One year into Towards Predator-Free Taranaki

It’s working – Taranaki community’s predator control is expanding at a rapid pace, removing rats, possums and stoats, disrupting the threats facing native wildlife and plants.

It’s working – Taranaki community’s predator control is expanding at a rapid pace, removing rats, possums and stoats, disrupting the threats facing native wildlife and plants.

Taranaki Regional Council Chair David MacLeod says he’s excited by the community’s commitment and progress a year since the region-wide project Towards Predator-Free Taranaki was announced on 30 May 2019. Rural andurban residents, iwi, community organisations and schools are uniting to remove rats, stoats and possums from urban, rural and conservation land.

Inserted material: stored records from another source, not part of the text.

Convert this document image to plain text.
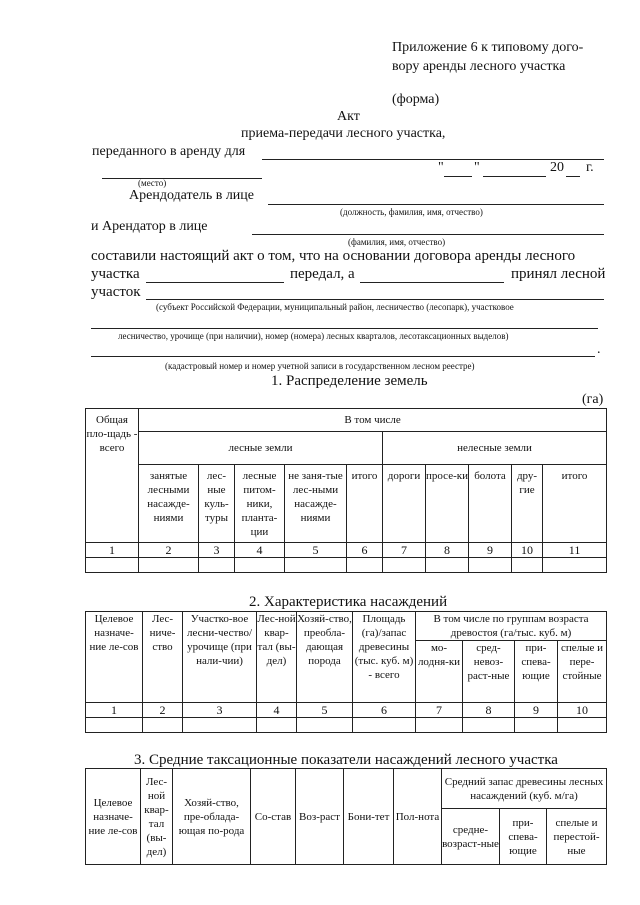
Приложение 6 к типовому дого-
вору аренды лесного участка
(форма)
Акт
приема-передачи лесного участка,
переданного в аренду для
" "	20 г.
(место)
Арендодатель в лице
(должность, фамилия, имя, отчество)
и Арендатор в лице
(фамилия, имя, отчество)
составили настоящий акт о том, что на основании договора аренды лесного
участка	передал, а	принял лесной
участок
(субъект Российской Федерации, муниципальный район, лесничество (лесопарк), участковое
лесничество, урочище (при наличии), номер (номера) лесных кварталов, лесотаксационных выделов)
.
(кадастровый номер и номер учетной записи в государственном лесном реестре)
1. Распределение земель
(га)
Общая пло-щадь - всего	В том числе									
	лесные земли					нелесные земли				
	занятые лесными насажде-ниями	лес-ные куль-туры	лесные питом-ники, планта-ции	не заня-тые лес-ными насажде-ниями	итого	дороги	просе-ки	болота	дру-гие	итого
1	2	3	4	5	6	7	8	9	10	11

2. Характеристика насаждений
Целевое назначе-ние ле-сов	Лес-ниче-ство	Участко-вое лесни-чество/ урочище (при нали-чии)	Лес-ной квар-тал (вы-дел)	Хозяй-ство, преобла-дающая порода	Площадь (га)/запас древесины (тыс. куб. м) - всего	В том числе по группам возраста древостоя (га/тыс. куб. м)			
						мо-лодня-ки	сред-невоз-раст-ные	при-спева-ющие	спелые и пере-стойные
1	2	3	4	5	6	7	8	9	10

3. Средние таксационные показатели насаждений лесного участка
Целевое назначе-ние ле-сов	Лес-ной квар-тал (вы-дел)	Хозяй-ство, пре-облада-ющая по-рода	Со-став	Воз-раст	Бони-тет	Пол-нота	Средний запас древесины лесных насаждений (куб. м/га)		
							средне-возраст-ные	при-спева-ющие	спелые и перестой-ные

Taranaki Regional Council monitoring data shows intensive predator control may already be making a difference – rats and possums in urban New Plymouth are decreasing, while the trapping network in rural and urban areas is expanding rapidly, Mr MacLeod says.

Monitoring, using rat footprint tracking and a possum bite-mark index, show catch rates have dropped; rats went from 33 per cent to 19 percent in the past year, while the urban New Plymouth possum index has fallen from 25.6 to 1.4 per cent in the past four years.

“This is amazing. It suggests the rapidly growing trapping network in urban New Plymouth backyards, parks and reserves is having an impact, supporting successful efforts removing predators on rural and conservation land,” Mr MacLeod says.

The project, led by Taranaki Regional Council, will cost $47 million in the first five years, with $11.7 million from the Government. Towards Predator-Free Taranaki is the biggest project of its kind in the country. Other highlights in the past year include:

  1. Eradicating all possums from Oakura is getting closer. Phenomenal support from Oākura urban and rural residents has seen 53 possums caught in town and 140 in rural Oākura in the past four months. It’s now critical residents report any suspected possums on 0800 736 222 or online at www.trc.govt.nz/possum(external link)  to help catch every last one.
  2. New Plymouth school students are leading urban efforts, with 33 primary and secondary schools participating in urban predator control, analysing catches, checking traps on public land, making traps and selling traps to local residents as a fund-raiser. Many students are also using the biodiversity app iNaturalist; www.inaturalist.org/projects/towards-predator-free-taranaki-bioblitz-network(external link)  helping monitor native wildlife and plants.
  3. The first North Island robin to be seen at Pukeiti in 112 years was spotted after intensive predator control in the area. Robin returned to Pukeiti, after being released following predator control on Egmont National Park by Taranaki Mounga Project – a conservation restoration project partnering with Towards Predator-Free Taranaki.
  4. New Plymouth rural landowners are starting to manage and maintain traps utilising a new wireless trapping network and self-resetting traps, helping catch and monitor mustelids (stoats, ferrets, weasels) on a large scale, across 14,000 hectares between Egmont national park and New Plymouth for the first time – supported by Manaaki Whenua Landcare Research and conservation technology company’s Goodnature and Econode.

The project has initially focused on New Plymouth district in the first year, before expanding around the mountain in the coming years, but the overwhelming demand by residents to get traps in backyards has, at times, stretched the supply of traps.